Durch unsere konsequente Impfkampagne haben wir tausende Leben gerettet. Leider aber haben wir auch über 117.000 Menschen an die Krankheit verloren und viele haben Langzeitschäden. Dabei sind wir mit ca. 1,4 Todesopfern pro tausend Einwohner vergleichsweise milde getroffen. Selbst in Europa haben wir mit Ungarn (4,2 Tote/tausend) und Bulgarien (4,7 Tote/tausend) traurige Spitzenreiter im gut versorgten Europa. Am Anfang von vielen als Bespiel genannt, die die Maßnahmen der Bundesregierung kritisch sahen, unser Nachbar Schweden, hat seine lasche Haltung am Anfang mit einer hohen Todesrate von 1,5 pro tausend bezahlt. Die schwedische Regierung hat das erkannt, gegengesteuert und mit massivsten Einschränkungen die zweite und dritte Welle abmildern können und ist deshalb europaweit gesehen, insgesamt verhältnismäßig gut gefahren. Wenn man allerdings die skandinavischen Nachbarn Norwegen (0,26 Tote/tausend) und Finnland (0,31 Tote/tausend) mit ähnlichen Bevölkerungsstrukturen heranzieht, weiß man, wieviel tausend Tote, diese lasche, falsche Haltung der Schweden am Anfang gekostet hat. Noch immer sterben weltweit leider Menschen auch an der abgeschwächten Omikron-Variante, weil sie sich nicht impfen ließen oder kein guter Impfstoff zur Verfügung stand und steht.

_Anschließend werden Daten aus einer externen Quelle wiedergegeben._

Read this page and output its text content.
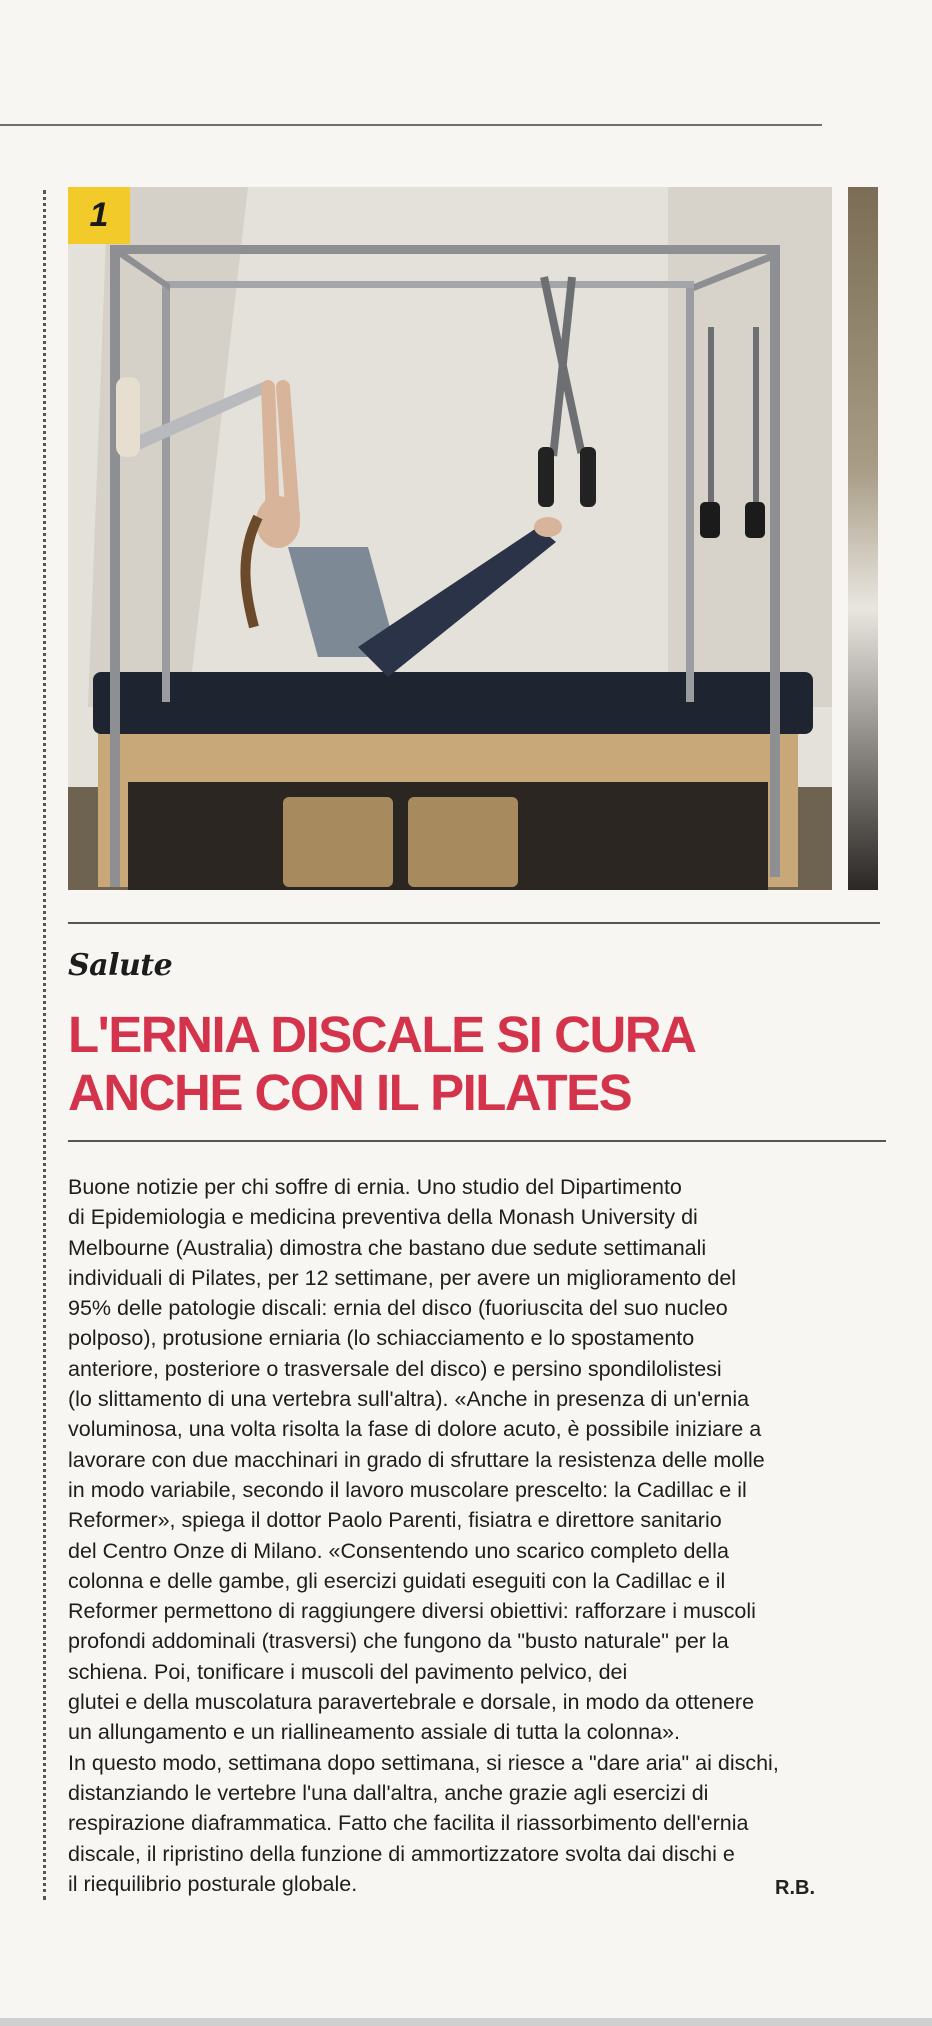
1
Salute
L'ERNIA DISCALE SI CURA
ANCHE CON IL PILATES

Buone notizie per chi soffre di ernia. Uno studio del Dipartimento
di Epidemiologia e medicina preventiva della Monash University di
Melbourne (Australia) dimostra che bastano due sedute settimanali
individuali di Pilates, per 12 settimane, per avere un miglioramento del
95% delle patologie discali: ernia del disco (fuoriuscita del suo nucleo
polposo), protusione erniaria (lo schiacciamento e lo spostamento
anteriore, posteriore o trasversale del disco) e persino spondilolistesi
(lo slittamento di una vertebra sull'altra). «Anche in presenza di un'ernia
voluminosa, una volta risolta la fase di dolore acuto, è possibile iniziare a
lavorare con due macchinari in grado di sfruttare la resistenza delle molle
in modo variabile, secondo il lavoro muscolare prescelto: la Cadillac e il
Reformer», spiega il dottor Paolo Parenti, fisiatra e direttore sanitario
del Centro Onze di Milano. «Consentendo uno scarico completo della
colonna e delle gambe, gli esercizi guidati eseguiti con la Cadillac e il
Reformer permettono di raggiungere diversi obiettivi: rafforzare i muscoli
profondi addominali (trasversi) che fungono da "busto naturale" per la
schiena. Poi, tonificare i muscoli del pavimento pelvico, dei
glutei e della muscolatura paravertebrale e dorsale, in modo da ottenere
un allungamento e un riallineamento assiale di tutta la colonna».
In questo modo, settimana dopo settimana, si riesce a "dare aria" ai dischi,
distanziando le vertebre l'una dall'altra, anche grazie agli esercizi di
respirazione diaframmatica. Fatto che facilita il riassorbimento dell'ernia
discale, il ripristino della funzione di ammortizzatore svolta dai dischi e
il riequilibrio posturale globale.	R.B.
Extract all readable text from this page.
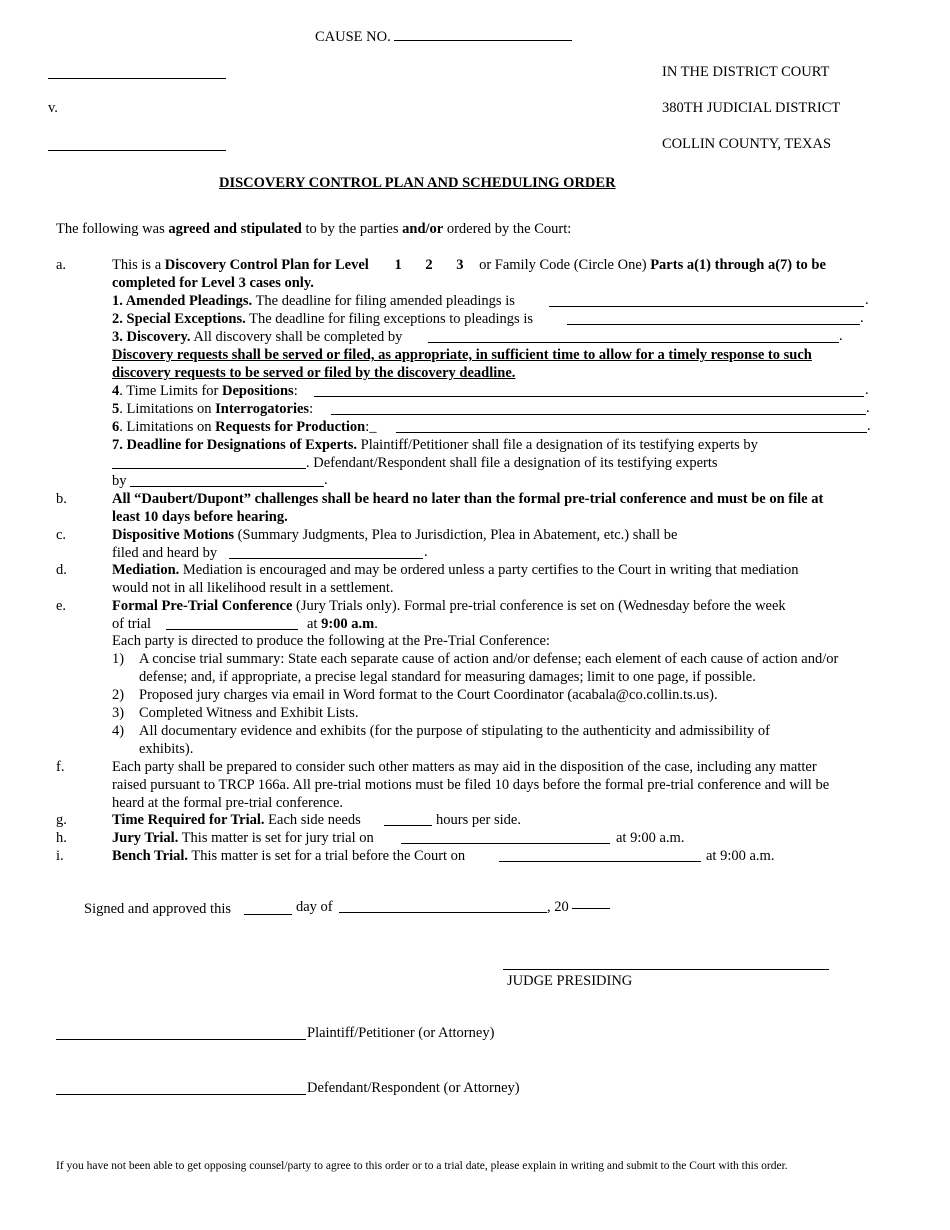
CAUSE NO.
v.
IN THE DISTRICT COURT
380TH JUDICIAL DISTRICT
COLLIN COUNTY, TEXAS
DISCOVERY CONTROL PLAN AND SCHEDULING ORDER
The following was agreed and stipulated to by the parties and/or ordered by the Court:
a.	This is a Discovery Control Plan for Level 1 2 3 or Family Code (Circle One) Parts a(1) through a(7) to be
completed for Level 3 cases only.
1. Amended Pleadings. The deadline for filing amended pleadings is	.
2. Special Exceptions. The deadline for filing exceptions to pleadings is	.
3. Discovery. All discovery shall be completed by	.
Discovery requests shall be served or filed, as appropriate, in sufficient time to allow for a timely response to such
discovery requests to be served or filed by the discovery deadline.
4. Time Limits for Depositions:	.
5. Limitations on Interrogatories:	.
6. Limitations on Requests for Production:_	.
7. Deadline for Designations of Experts. Plaintiff/Petitioner shall file a designation of its testifying experts by
. Defendant/Respondent shall file a designation of its testifying experts
by	.
b.	All “Daubert/Dupont” challenges shall be heard no later than the formal pre-trial conference and must be on file at
least 10 days before hearing.
c.	Dispositive Motions (Summary Judgments, Plea to Jurisdiction, Plea in Abatement, etc.) shall be
filed and heard by	.
d.	Mediation. Mediation is encouraged and may be ordered unless a party certifies to the Court in writing that mediation
would not in all likelihood result in a settlement.
e.	Formal Pre-Trial Conference (Jury Trials only). Formal pre-trial conference is set on (Wednesday before the week
of trial	at 9:00 a.m.
Each party is directed to produce the following at the Pre-Trial Conference:
1) A concise trial summary: State each separate cause of action and/or defense; each element of each cause of action and/or
defense; and, if appropriate, a precise legal standard for measuring damages; limit to one page, if possible.
2) Proposed jury charges via email in Word format to the Court Coordinator (acabala@co.collin.ts.us).
3) Completed Witness and Exhibit Lists.
4) All documentary evidence and exhibits (for the purpose of stipulating to the authenticity and admissibility of
exhibits).
f.	Each party shall be prepared to consider such other matters as may aid in the disposition of the case, including any matter
raised pursuant to TRCP 166a. All pre-trial motions must be filed 10 days before the formal pre-trial conference and will be
heard at the formal pre-trial conference.
g.	Time Required for Trial. Each side needs	hours per side.
h.	Jury Trial. This matter is set for jury trial on	at 9:00 a.m.
i.	Bench Trial. This matter is set for a trial before the Court on	at 9:00 a.m.
Signed and approved this	day of	, 20
JUDGE PRESIDING
Plaintiff/Petitioner (or Attorney)
Defendant/Respondent (or Attorney)
If you have not been able to get opposing counsel/party to agree to this order or to a trial date, please explain in writing and submit to the Court with this order.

Ein Großteil der Bevölkerung hat sich geschützt. Dennoch, so sagt uns die überwältigende Mehrheit der Fachleute, benötigen wir eine Grundimmunisierung der Bevölkerung, um auch in Zukunft unserer Gesundheitssystem vor Überlastung zu schützen und Todesfälle und langfristige Gesundheitsschäden möglichst gering zu halten sowie vor künftigen Varianten besser geschützt zu sein. Darum müssen wir zunächst die Grundlagen für eine allgemeine Impfpflicht schaffen. Dazu muss klar sein, wie eine Impfung dokumentiert werden kann – aus technischer und aus rechtlicher Sicht. Brauchen wir ein Impfregister? Können wir etwas im Personalausweis oder Reisepass verankern? Können Daten von Einwohnermeldeämtern herangezogen werden oder ist es möglich, über die Krankenkassen feststellen zu können, wer geimpft ist? Dass seit vielen Wochen diese Fragen noch völlig offen sind, ist ein riesiges Versäumnis der amtierenden Ampel-Regierung, das vielen Menschen das Leben oder die Gesundheit kosten könnte.

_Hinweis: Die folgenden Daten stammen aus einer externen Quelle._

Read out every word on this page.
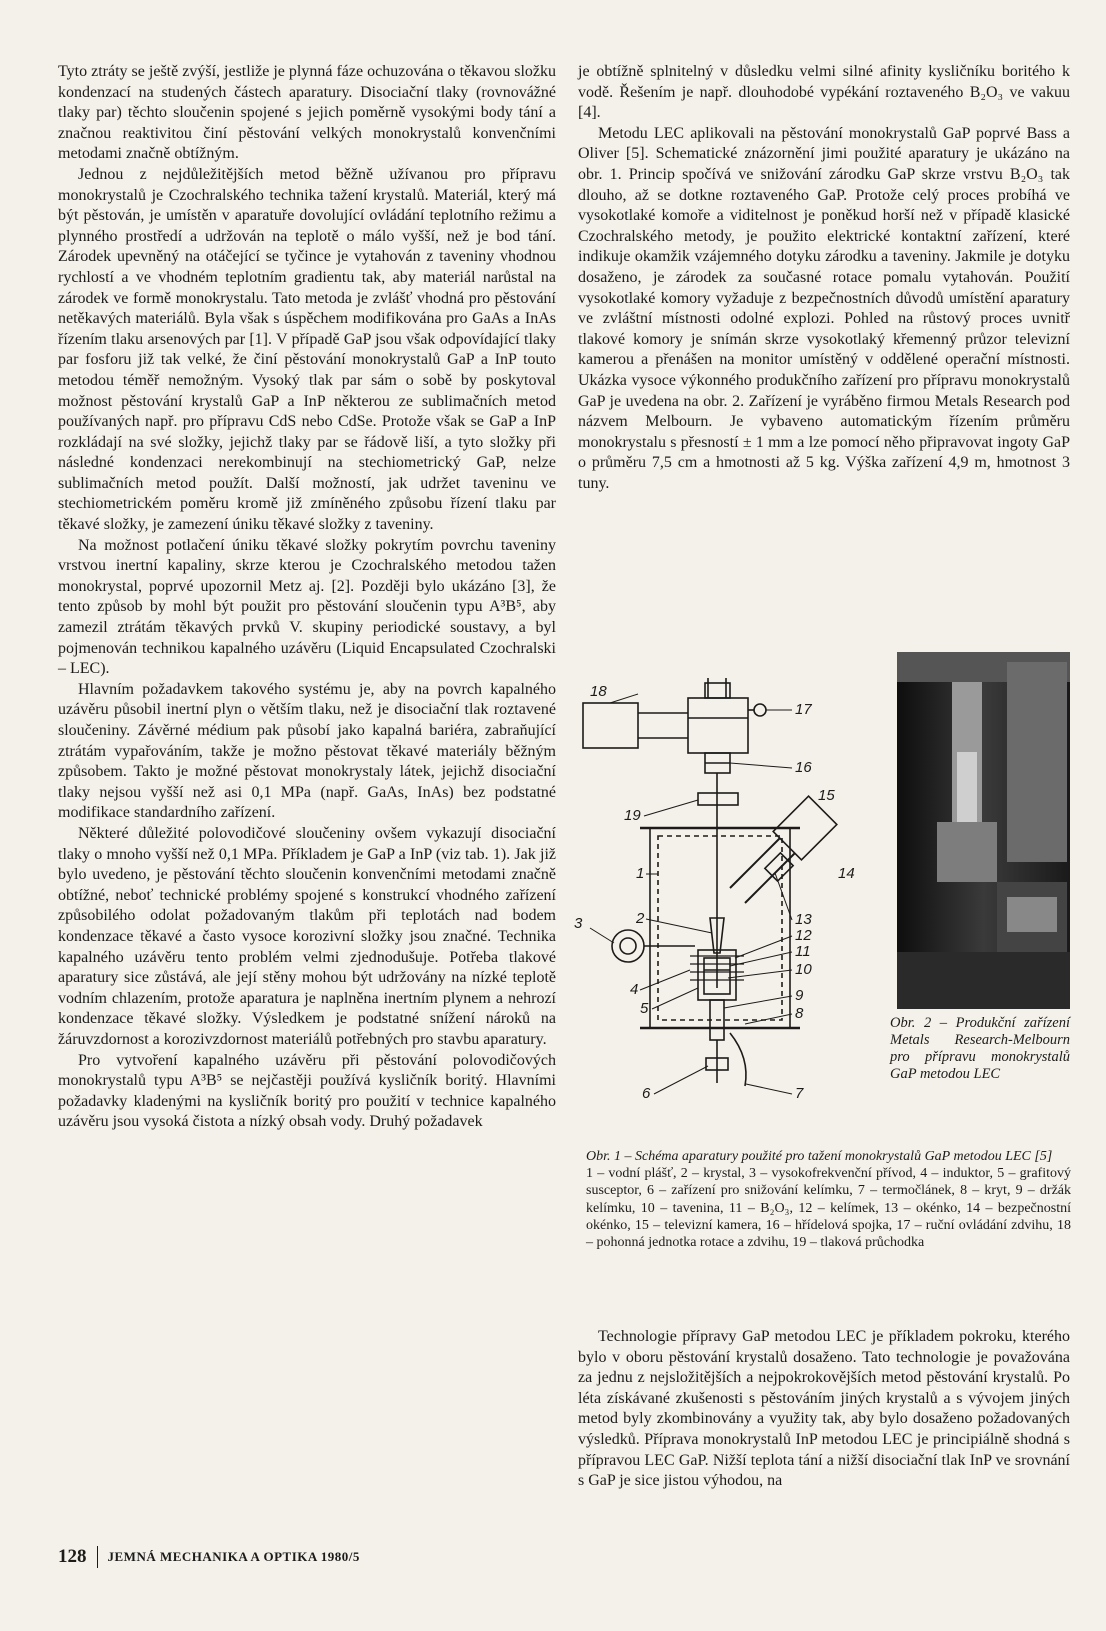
Tyto ztráty se ještě zvýší, jestliže je plynná fáze ochuzována o těkavou složku kondenzací na studených částech aparatury. Disociační tlaky (rovnovážné tlaky par) těchto sloučenin spojené s jejich poměrně vysokými body tání a značnou reaktivitou činí pěstování velkých monokrystalů konvenčními metodami značně obtížným.

Jednou z nejdůležitějších metod běžně užívanou pro přípravu monokrystalů je Czochralského technika tažení krystalů. Materiál, který má být pěstován, je umístěn v aparatuře dovolující ovládání teplotního režimu a plynného prostředí a udržován na teplotě o málo vyšší, než je bod tání. Zárodek upevněný na otáčející se tyčince je vytahován z taveniny vhodnou rychlostí a ve vhodném teplotním gradientu tak, aby materiál narůstal na zárodek ve formě monokrystalu. Tato metoda je zvlášť vhodná pro pěstování netěkavých materiálů. Byla však s úspěchem modifikována pro GaAs a InAs řízením tlaku arsenových par [1]. V případě GaP jsou však odpovídající tlaky par fosforu již tak velké, že činí pěstování monokrystalů GaP a InP touto metodou téměř nemožným. Vysoký tlak par sám o sobě by poskytoval možnost pěstování krystalů GaP a InP některou ze sublimačních metod používaných např. pro přípravu CdS nebo CdSe. Protože však se GaP a InP rozkládají na své složky, jejichž tlaky par se řádově liší, a tyto složky při následné kondenzaci nerekombinují na stechiometrický GaP, nelze sublimačních metod použít. Další možností, jak udržet taveninu ve stechiometrickém poměru kromě již zmíněného způsobu řízení tlaku par těkavé složky, je zamezení úniku těkavé složky z taveniny.

Na možnost potlačení úniku těkavé složky pokrytím povrchu taveniny vrstvou inertní kapaliny, skrze kterou je Czochralského metodou tažen monokrystal, poprvé upozornil Metz aj. [2]. Později bylo ukázáno [3], že tento způsob by mohl být použit pro pěstování sloučenin typu A³B⁵, aby zamezil ztrátám těkavých prvků V. skupiny periodické soustavy, a byl pojmenován technikou kapalného uzávěru (Liquid Encapsulated Czochralski – LEC).

Hlavním požadavkem takového systému je, aby na povrch kapalného uzávěru působil inertní plyn o větším tlaku, než je disociační tlak roztavené sloučeniny. Závěrné médium pak působí jako kapalná bariéra, zabraňující ztrátám vypařováním, takže je možno pěstovat těkavé materiály běžným způsobem. Takto je možné pěstovat monokrystaly látek, jejichž disociační tlaky nejsou vyšší než asi 0,1 MPa (např. GaAs, InAs) bez podstatné modifikace standardního zařízení.

Některé důležité polovodičové sloučeniny ovšem vykazují disociační tlaky o mnoho vyšší než 0,1 MPa. Příkladem je GaP a InP (viz tab. 1). Jak již bylo uvedeno, je pěstování těchto sloučenin konvenčními metodami značně obtížné, neboť technické problémy spojené s konstrukcí vhodného zařízení způsobilého odolat požadovaným tlakům při teplotách nad bodem kondenzace těkavé a často vysoce korozivní složky jsou značné. Technika kapalného uzávěru tento problém velmi zjednodušuje. Potřeba tlakové aparatury sice zůstává, ale její stěny mohou být udržovány na nízké teplotě vodním chlazením, protože aparatura je naplněna inertním plynem a nehrozí kondenzace těkavé složky. Výsledkem je podstatné snížení nároků na žáruvzdornost a korozivzdornost materiálů potřebných pro stavbu aparatury.

Pro vytvoření kapalného uzávěru při pěstování polovodičových monokrystalů typu A³B⁵ se nejčastěji používá kysličník boritý. Hlavními požadavky kladenými na kysličník boritý pro použití v technice kapalného uzávěru jsou vysoká čistota a nízký obsah vody. Druhý požadavek

je obtížně splnitelný v důsledku velmi silné afinity kysličníku boritého k vodě. Řešením je např. dlouhodobé vypékání roztaveného B₂O₃ ve vakuu [4].

Metodu LEC aplikovali na pěstování monokrystalů GaP poprvé Bass a Oliver [5]. Schematické znázornění jimi použité aparatury je ukázáno na obr. 1. Princip spočívá ve snižování zárodku GaP skrze vrstvu B₂O₃ tak dlouho, až se dotkne roztaveného GaP. Protože celý proces probíhá ve vysokotlaké komoře a viditelnost je poněkud horší než v případě klasické Czochralského metody, je použito elektrické kontaktní zařízení, které indikuje okamžik vzájemného dotyku zárodku a taveniny. Jakmile je dotyku dosaženo, je zárodek za současné rotace pomalu vytahován. Použití vysokotlaké komory vyžaduje z bezpečnostních důvodů umístění aparatury ve zvláštní místnosti odolné explozi. Pohled na růstový proces uvnitř tlakové komory je snímán skrze vysokotlaký křemenný průzor televizní kamerou a přenášen na monitor umístěný v oddělené operační místnosti. Ukázka vysoce výkonného produkčního zařízení pro přípravu monokrystalů GaP je uvedena na obr. 2. Zařízení je vyráběno firmou Metals Research pod názvem Melbourn. Je vybaveno automatickým řízením průměru monokrystalu s přesností ± 1 mm a lze pomocí něho připravovat ingoty GaP o průměru 7,5 cm a hmotnosti až 5 kg. Výška zařízení 4,9 m, hmotnost 3 tuny.

18
17
16
15
19
1	14
2	13
3
12
11
10
4	9
5	8
6	7
Obr. 2 – Produkční zařízení Metals Research-Melbourn pro přípravu monokrystalů GaP metodou LEC
Obr. 1 – Schéma aparatury použité pro tažení monokrystalů GaP metodou LEC [5]
1 – vodní plášť, 2 – krystal, 3 – vysokofrekvenční přívod, 4 – induktor, 5 – grafitový susceptor, 6 – zařízení pro snižování kelímku, 7 – termočlánek, 8 – kryt, 9 – držák kelímku, 10 – tavenina, 11 – B₂O₃, 12 – kelímek, 13 – okénko, 14 – bezpečnostní okénko, 15 – televizní kamera, 16 – hřídelová spojka, 17 – ruční ovládání zdvihu, 18 – pohonná jednotka rotace a zdvihu, 19 – tlaková průchodka

Technologie přípravy GaP metodou LEC je příkladem pokroku, kterého bylo v oboru pěstování krystalů dosaženo. Tato technologie je považována za jednu z nejsložitějších a nejpokrokovějších metod pěstování krystalů. Po léta získávané zkušenosti s pěstováním jiných krystalů a s vývojem jiných metod byly zkombinovány a využity tak, aby bylo dosaženo požadovaných výsledků. Příprava monokrystalů InP metodou LEC je principiálně shodná s přípravou LEC GaP. Nižší teplota tání a nižší disociační tlak InP ve srovnání s GaP je sice jistou výhodou, na

128 JEMNÁ MECHANIKA A OPTIKA 1980/5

Erst wenn diese Fragen geklärt sind, können wir dann beurteilen, ob die pandemische Situation dann eine allgemeine Impfpflicht rechtfertigt und/oder für welche Jahrgänge sie gelten soll.

Zusätzlich muss natürlich ein hochwirksamer Impfstoff zur Verfügung stehen.

Wir sollten, wenn diese Kriterien klar sind, mit großer Mehrheit im Bundestag, von mir aus auch mit einer Zweidrittelmehrheit, die Impfpflicht tatsächlich scharfstellen. Wir müssen aber ebenfalls die Kraft haben, auf eine Impfpflicht zu verzichten, wenn sie sich zu diesem Zeitpunkt als nicht mehr nötig herausstellen sollte oder gute Medikamente zur Verfügung stehen.

Im Augenblick ist klar: Impfen ist unser Weg aus der Pandemie. Auch wenn eine natürliche Infektion schützt, sollte niemand das Risiko eingehen, ungeschützt einen Kontakt mit dem Virus zu riskieren. Grundimmunisierung durch Impfung! Dann verliert auch eine natürliche Infektion ihren Schrecken, die zurzeit uns alle trifft. Darum mein Appell an alle Ungeimpften: Lassen Sie sich impfen! Diesen Aufruf verbinde ich mit dem herzlichen Dank an alle, die sich bereits haben impfen und boostern lassen – und an die Regierung: Machen Sie endlich Ihren Job, für den Sie gewählt wurden. Vielen Dank!